Typically, patients with pre-existing actinic damage develop eruptive photodistributed pink-red hyperkeratotic gritty papules several weeks after initiation of therapy (Figure 20.1). The upper back, anterior upper chest, and forearms are most commonly involved (Figure 20.2). Importantly, areas without sun damage (axillae, upper inner arms, buttocks, etc.) are spared (Figure 20.3). In patients with widespread actinic damage, looking for this pattern can help
distinguish from other inflammatory eruptions. Lesions can be mildly pruritic or asymptomatic.
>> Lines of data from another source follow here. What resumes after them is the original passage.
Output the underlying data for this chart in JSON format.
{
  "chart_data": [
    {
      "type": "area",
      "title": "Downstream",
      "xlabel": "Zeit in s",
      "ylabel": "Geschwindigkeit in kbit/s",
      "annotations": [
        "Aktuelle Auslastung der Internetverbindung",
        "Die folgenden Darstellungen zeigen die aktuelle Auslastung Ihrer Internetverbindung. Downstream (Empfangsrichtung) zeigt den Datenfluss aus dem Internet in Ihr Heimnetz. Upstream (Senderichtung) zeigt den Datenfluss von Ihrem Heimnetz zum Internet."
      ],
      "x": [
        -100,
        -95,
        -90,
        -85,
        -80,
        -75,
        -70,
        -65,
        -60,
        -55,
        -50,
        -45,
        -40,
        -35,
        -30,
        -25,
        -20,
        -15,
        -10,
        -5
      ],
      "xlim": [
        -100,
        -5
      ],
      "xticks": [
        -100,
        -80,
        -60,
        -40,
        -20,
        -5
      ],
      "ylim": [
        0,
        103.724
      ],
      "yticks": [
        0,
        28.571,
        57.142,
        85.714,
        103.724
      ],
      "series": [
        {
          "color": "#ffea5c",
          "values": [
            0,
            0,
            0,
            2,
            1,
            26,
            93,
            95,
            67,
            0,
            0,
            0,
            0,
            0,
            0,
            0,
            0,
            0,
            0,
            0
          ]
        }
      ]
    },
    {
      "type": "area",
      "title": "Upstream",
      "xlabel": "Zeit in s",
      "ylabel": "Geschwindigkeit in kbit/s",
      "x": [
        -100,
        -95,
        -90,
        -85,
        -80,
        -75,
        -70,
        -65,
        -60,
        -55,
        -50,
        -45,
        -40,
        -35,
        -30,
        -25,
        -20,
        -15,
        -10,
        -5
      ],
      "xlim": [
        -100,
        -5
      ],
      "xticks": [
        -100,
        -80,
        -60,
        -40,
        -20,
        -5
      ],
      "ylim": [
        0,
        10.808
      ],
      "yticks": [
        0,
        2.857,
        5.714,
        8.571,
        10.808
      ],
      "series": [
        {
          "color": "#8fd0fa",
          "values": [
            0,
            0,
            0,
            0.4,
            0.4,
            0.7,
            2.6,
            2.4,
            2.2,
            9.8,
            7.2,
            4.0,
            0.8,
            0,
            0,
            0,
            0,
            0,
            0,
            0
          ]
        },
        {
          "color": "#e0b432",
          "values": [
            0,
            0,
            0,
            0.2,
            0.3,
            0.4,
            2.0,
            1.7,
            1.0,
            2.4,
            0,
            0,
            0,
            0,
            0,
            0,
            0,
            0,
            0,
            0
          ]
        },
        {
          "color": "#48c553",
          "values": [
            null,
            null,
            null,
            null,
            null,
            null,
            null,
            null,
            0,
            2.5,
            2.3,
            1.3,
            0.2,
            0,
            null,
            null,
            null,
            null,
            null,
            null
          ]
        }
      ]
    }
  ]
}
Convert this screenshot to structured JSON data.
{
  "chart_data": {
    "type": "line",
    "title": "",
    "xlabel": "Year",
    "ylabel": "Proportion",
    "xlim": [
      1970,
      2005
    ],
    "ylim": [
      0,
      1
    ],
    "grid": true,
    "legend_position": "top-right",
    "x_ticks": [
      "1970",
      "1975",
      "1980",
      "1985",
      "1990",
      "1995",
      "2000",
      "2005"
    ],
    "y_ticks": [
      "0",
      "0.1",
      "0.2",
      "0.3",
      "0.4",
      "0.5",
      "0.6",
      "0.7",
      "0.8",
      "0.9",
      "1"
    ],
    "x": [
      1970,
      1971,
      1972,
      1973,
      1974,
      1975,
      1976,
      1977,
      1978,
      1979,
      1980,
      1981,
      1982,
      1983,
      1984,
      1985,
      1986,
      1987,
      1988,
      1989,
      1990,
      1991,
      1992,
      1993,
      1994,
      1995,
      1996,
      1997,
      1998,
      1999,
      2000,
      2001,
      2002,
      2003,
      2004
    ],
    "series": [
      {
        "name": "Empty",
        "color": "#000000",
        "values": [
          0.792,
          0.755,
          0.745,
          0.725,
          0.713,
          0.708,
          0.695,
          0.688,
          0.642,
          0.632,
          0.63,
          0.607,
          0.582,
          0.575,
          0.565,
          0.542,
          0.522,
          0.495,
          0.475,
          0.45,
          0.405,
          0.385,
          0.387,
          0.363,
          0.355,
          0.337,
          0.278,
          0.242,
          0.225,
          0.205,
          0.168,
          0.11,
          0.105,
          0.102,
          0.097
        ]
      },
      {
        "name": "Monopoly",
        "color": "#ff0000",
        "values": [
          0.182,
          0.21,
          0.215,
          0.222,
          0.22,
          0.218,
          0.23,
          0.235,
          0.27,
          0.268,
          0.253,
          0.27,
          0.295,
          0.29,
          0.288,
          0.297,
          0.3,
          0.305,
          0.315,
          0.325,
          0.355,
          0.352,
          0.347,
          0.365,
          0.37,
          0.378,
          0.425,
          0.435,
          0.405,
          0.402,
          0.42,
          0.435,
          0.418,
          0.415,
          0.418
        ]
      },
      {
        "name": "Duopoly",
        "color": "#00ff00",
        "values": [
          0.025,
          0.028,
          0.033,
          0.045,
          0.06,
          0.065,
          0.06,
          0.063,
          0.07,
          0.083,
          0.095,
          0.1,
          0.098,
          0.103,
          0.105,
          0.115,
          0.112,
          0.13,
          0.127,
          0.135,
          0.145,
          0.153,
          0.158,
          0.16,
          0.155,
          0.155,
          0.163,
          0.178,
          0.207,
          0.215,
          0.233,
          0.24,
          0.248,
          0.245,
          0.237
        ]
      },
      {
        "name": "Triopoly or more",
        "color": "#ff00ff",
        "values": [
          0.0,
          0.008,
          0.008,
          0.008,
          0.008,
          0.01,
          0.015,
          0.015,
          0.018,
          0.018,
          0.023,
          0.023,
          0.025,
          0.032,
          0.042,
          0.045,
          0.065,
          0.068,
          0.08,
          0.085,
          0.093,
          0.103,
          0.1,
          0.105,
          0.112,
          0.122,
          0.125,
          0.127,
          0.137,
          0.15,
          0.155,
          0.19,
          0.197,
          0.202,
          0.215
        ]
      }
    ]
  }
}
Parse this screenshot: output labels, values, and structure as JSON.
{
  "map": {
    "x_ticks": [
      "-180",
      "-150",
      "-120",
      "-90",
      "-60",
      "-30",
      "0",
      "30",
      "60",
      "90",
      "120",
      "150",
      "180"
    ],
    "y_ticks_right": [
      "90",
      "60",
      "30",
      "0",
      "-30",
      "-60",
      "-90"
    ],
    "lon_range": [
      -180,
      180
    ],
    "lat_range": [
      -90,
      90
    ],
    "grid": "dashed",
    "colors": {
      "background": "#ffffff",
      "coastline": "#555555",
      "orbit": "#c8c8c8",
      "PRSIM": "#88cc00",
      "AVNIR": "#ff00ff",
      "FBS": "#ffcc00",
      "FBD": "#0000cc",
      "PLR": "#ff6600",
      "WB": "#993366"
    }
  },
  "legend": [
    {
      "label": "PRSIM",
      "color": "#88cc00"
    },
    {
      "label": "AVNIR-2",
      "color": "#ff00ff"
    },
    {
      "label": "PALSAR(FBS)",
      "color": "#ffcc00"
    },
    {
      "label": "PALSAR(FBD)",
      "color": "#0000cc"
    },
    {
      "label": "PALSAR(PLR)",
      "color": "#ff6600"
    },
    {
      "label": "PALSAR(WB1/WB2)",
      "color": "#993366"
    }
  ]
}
Inflammation typically resolves despite continued treatment or after cessation of chemotherapy. Biopsy may be considered to confirm the diagnosis and exclude other entities, such as photolichenoid eruptions, if inflammation or symptoms persist. Importantly, patients with inflamed actinic keratoses can be safely continued on anticancer therapies.¹ Mid-potency topical corticosteroids provide symptomatic relief and hasten the resolution of the inflammatory process.